Cette superstition nous paraît absurde et fantastique;—pourtant, elle n'est pas étrangère à l'Europe. Certains Valaques ne veulent point d'obsèques dans les heures matinales, précisément pour épargner à l'âme la rude montée jusqu'au zénith; ils craignent, sans doute, qu'elle ne s'épuise à suivre le soleil; si elle prend route plus facile, elle risque moins de s'égarer et de tomber, défaillante, en proie aux vampires qui la guettent.
Quoiqu'il en soit, quand l'astre superbe, âme du monde, est parvenu au plus haut de sa course et pleut ses rayons sur le grand cirque des Nilgherris, l'âme badagelle qui se laisse couler sur les flancs du mont Kaylasa, n'aura plus loin à marcher jusqu'au Palais des Ames. Elle se reposera en attendant qu'elle ait été annoncée à qui de droit, que le portier ait reçu permission d'ouvrir. En bas, le vacarme s'arrête; on s'essuie le front, on se laisse choir au bord de la route, les fourbus quittent et s'en retournent.
On n'est qu'à la moitié de la cérémonie. Le corps n'a pas encore été transporté à sa dernière demeure, il n'est pas dit que l'esprit ne puisse, ou ne veuille rentrer dans son cadavre,—les malintentionnés s'y emploient. Pour le quart d'heure, l'âme est en attente, ignorant l'accueil qui lui sera fait dans l'autre monde. En tous cas, on l'avait munie du péage que réclamera le portier. Dès qu'un mourant tombe en agonie, on lui met sur la langue un grain d'or minuscule, et s'il n'a la force de l'avaler, on le coud dans un linge qu'on lui attache au bras. L'obole à Caron, pratique universelle, se retrouve jusque dans les campagnes de France.

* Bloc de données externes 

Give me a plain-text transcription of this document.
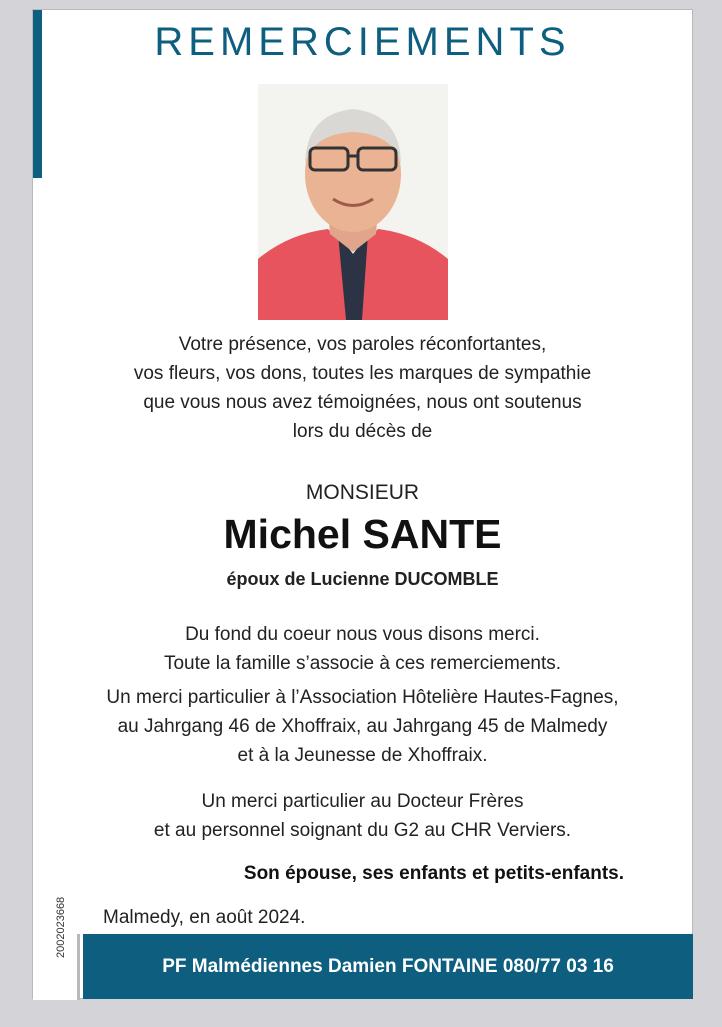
REMERCIEMENTS
Votre présence, vos paroles réconfortantes,
vos fleurs, vos dons, toutes les marques de sympathie
que vous nous avez témoignées, nous ont soutenus
lors du décès de
MONSIEUR
Michel SANTE
époux de Lucienne DUCOMBLE
Du fond du coeur nous vous disons merci.
Toute la famille s’associe à ces remerciements.
Un merci particulier à l’Association Hôtelière Hautes-Fagnes,
au Jahrgang 46 de Xhoffraix, au Jahrgang 45 de Malmedy
et à la Jeunesse de Xhoffraix.
Un merci particulier au Docteur Frères
et au personnel soignant du G2 au CHR Verviers.
Son épouse, ses enfants et petits-enfants.
Malmedy, en août 2024.
2002023668
PF Malmédiennes Damien FONTAINE 080/77 03 16
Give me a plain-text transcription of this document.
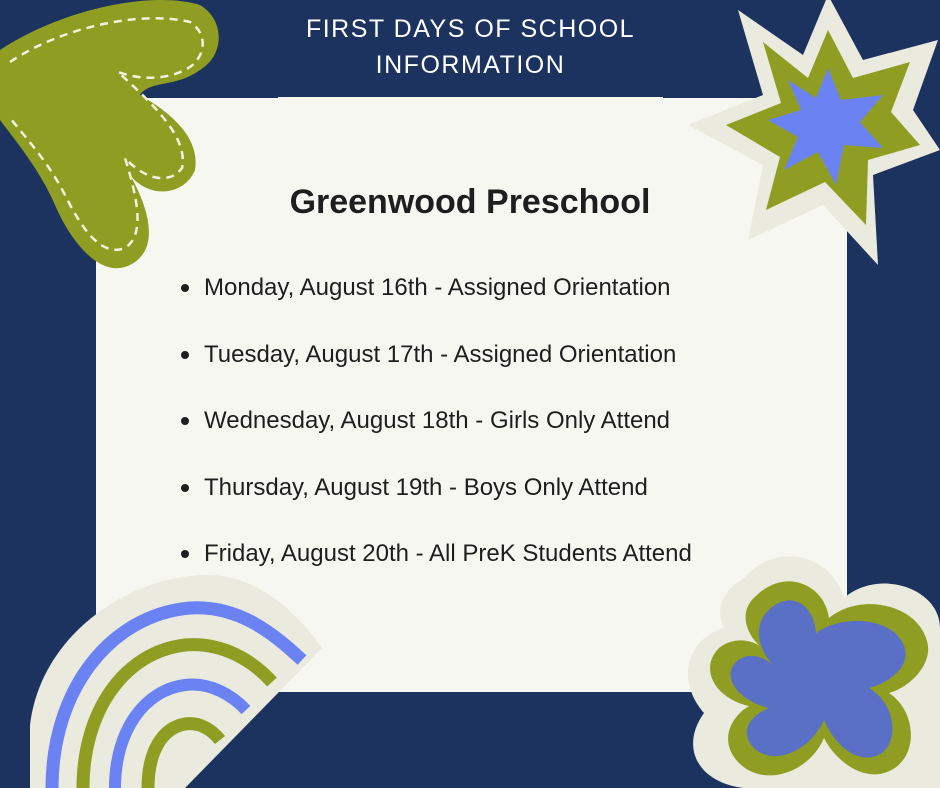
FIRST DAYS OF SCHOOL INFORMATION
Greenwood Preschool
Monday, August 16th - Assigned Orientation
Tuesday, August 17th - Assigned Orientation
Wednesday, August 18th - Girls Only Attend
Thursday, August 19th - Boys Only Attend
Friday, August 20th - All PreK Students Attend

Quatre hommes saisissent le brancard, le chargent sur les épaules et se mettent en marche, précédés par les musiciens. Rangées à droite et à gauche, les femmes avec leurs éventails émouchent le cadavre. Devant le cortège, des hommes courent, puis se retournant brusquement, se jettent sur le sol de tout leur long.—Pourquoi? On ne le dit pas.—C'est toujours à côté d'un ruisseau qu'a lieu l'incinération du corps. Le grabat est déposé sur le bûcher avec divers objets d'ornement ou d'usage domestique que la fumée emportera. L'homme est muni d'un arc, d'une brassée de flèches et d'un bâton de voyage; il n'a point oublié sa gourde précieuse ni sa flûte fidèle. Des mortiers et pilons à grains sont compris dans le déménagement, ainsi que plusieurs objets auxquels il est permis de substituer des imitations peu coûteuses. Les morts n'ont plus cure d'instruments matériels, d'outils lourds et pesants; dans le royaume des ombres il n'est besoin que d'images. Scarron le savait bien.

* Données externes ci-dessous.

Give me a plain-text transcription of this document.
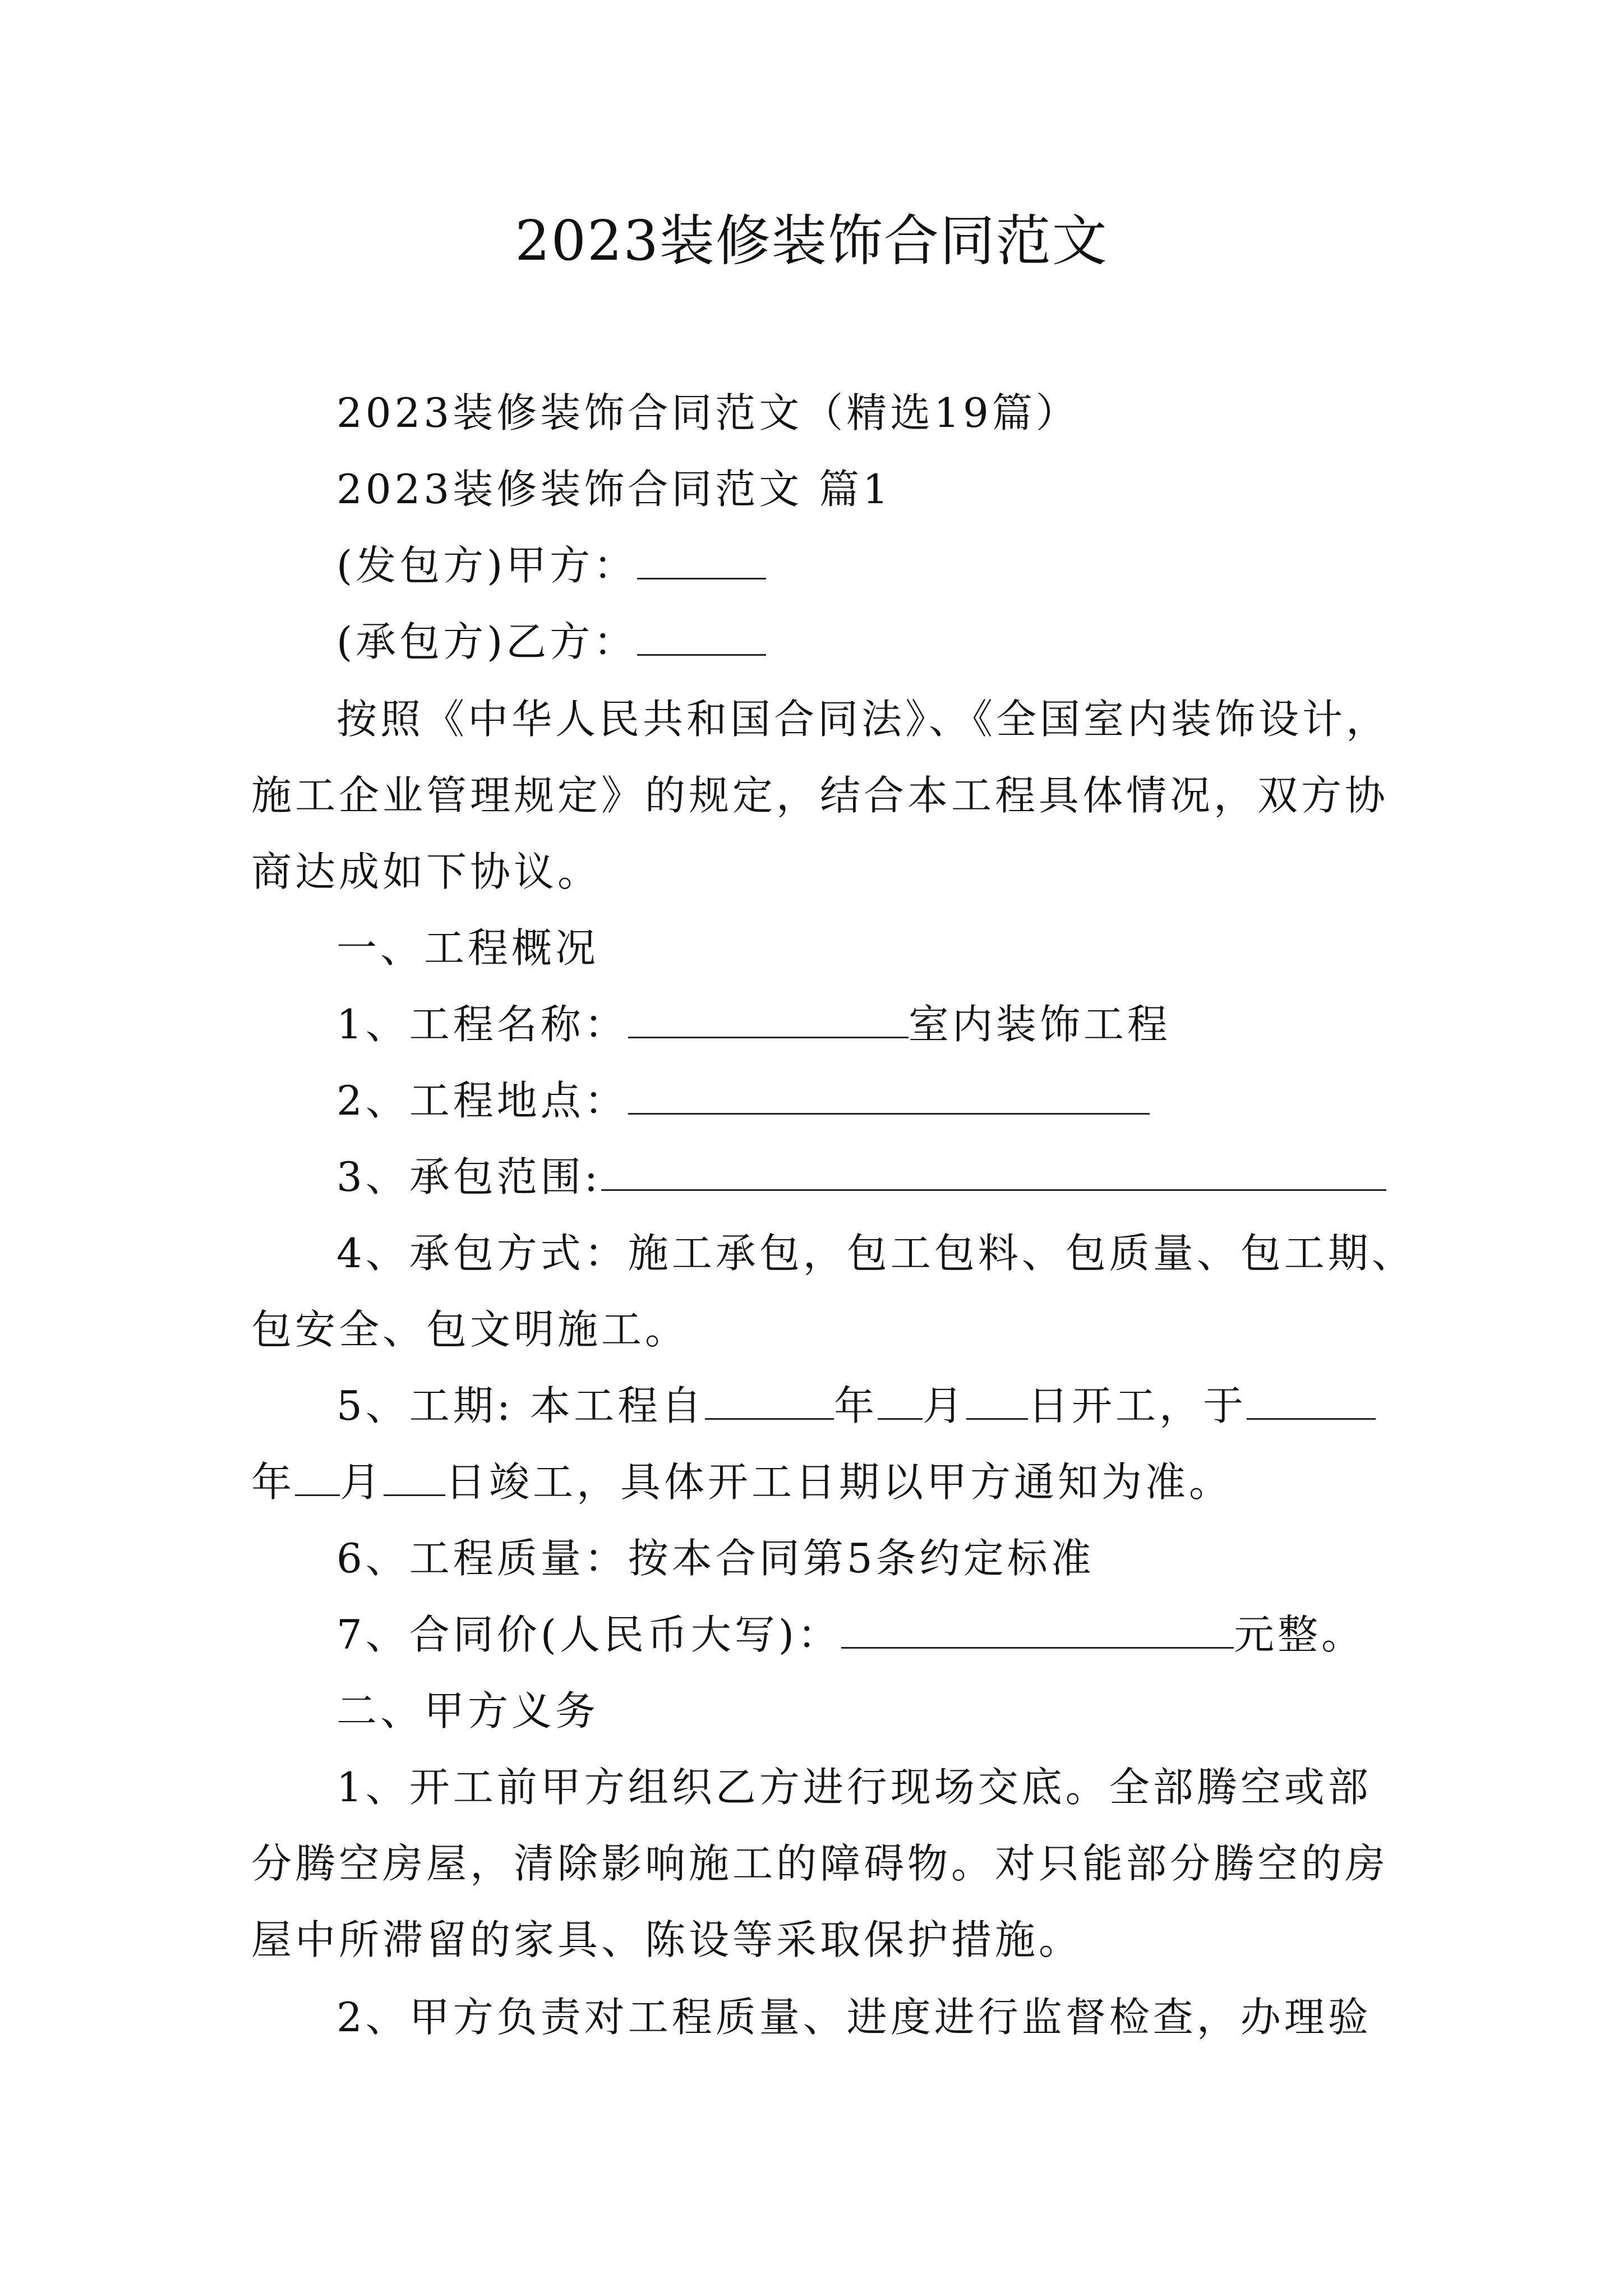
2023装修装饰合同范文
2023装修装饰合同范文（精选19篇）
2023装修装饰合同范文 篇1
(发包方)甲方：
(承包方)乙方：
按照《中华人民共和国合同法》、《全国室内装饰设计，
施工企业管理规定》的规定，结合本工程具体情况，双方协
商达成如下协议。
一、工程概况
1、工程名称：	室内装饰工程
2、工程地点：
3、承包范围:
4、承包方式：施工承包，包工包料、包质量、包工期、
包安全、包文明施工。
5、工期: 本工程自	年 月 日开工，于
年 月 日竣工，具体开工日期以甲方通知为准。
6、工程质量：按本合同第5条约定标准
7、合同价(人民币大写)：	元整。
二、甲方义务
1、开工前甲方组织乙方进行现场交底。全部腾空或部
分腾空房屋，清除影响施工的障碍物。对只能部分腾空的房
屋中所滞留的家具、陈设等采取保护措施。
2、甲方负责对工程质量、进度进行监督检查，办理验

Pour que les juges d'outre-tombe reçoivent le défunt avec bienveillance, il est nécessaire de le rendre pur, net et sans tache. Alors a lieu une cérémonie dont les missionnaires chrétiens se sont plu à relever la ressemblance avec les rits mosaïques, dits de la «vache rousse» et du «bouc Hazazel». Les péchés d'Israël étaient transportés sur la vache qu'on brûlait sur l'autel et sur le bouc qu'on envoyait au désert[314]. Certains montagnards de la Chine vouent à la Peste un homme qui la fait entrer en sa personne, au moyen de certaines incantations, et s'enfuit hors du canton. Ils chargent aussi leurs crimes et délits sur un malheureux qui se laisse immoler à condition que la communauté pourvoie aux besoins de sa famille[315]. Les Todas ont une vache expiatoire qu'ils égorgent et dont ils chassent le veau dans la montagne; les Gonds passent leurs crimes et délits sur des oiseaux de basse-cour qu'ils font envoler dans les jungles; de même, les Badagas font endosser les fautes du défunt et de ses ancêtres à un veau qu'ils poursuivent ensuite à coups de trique, jusqu'en pleine forêt. Notez que ce veau, appelé Bassava et par lequel ils font piétiner leurs péchés, est une incarnation de Vandi, le propre fils du dieu Siva[316]. Le coupable prend ainsi le juge pour répondant, le criminel s'identifie avec le punisseur des torts, lequel, saura toujours se tirer d'affaire. Triomphe de la subtilité humaine que cette manière de régler les comptes avec sa conscience!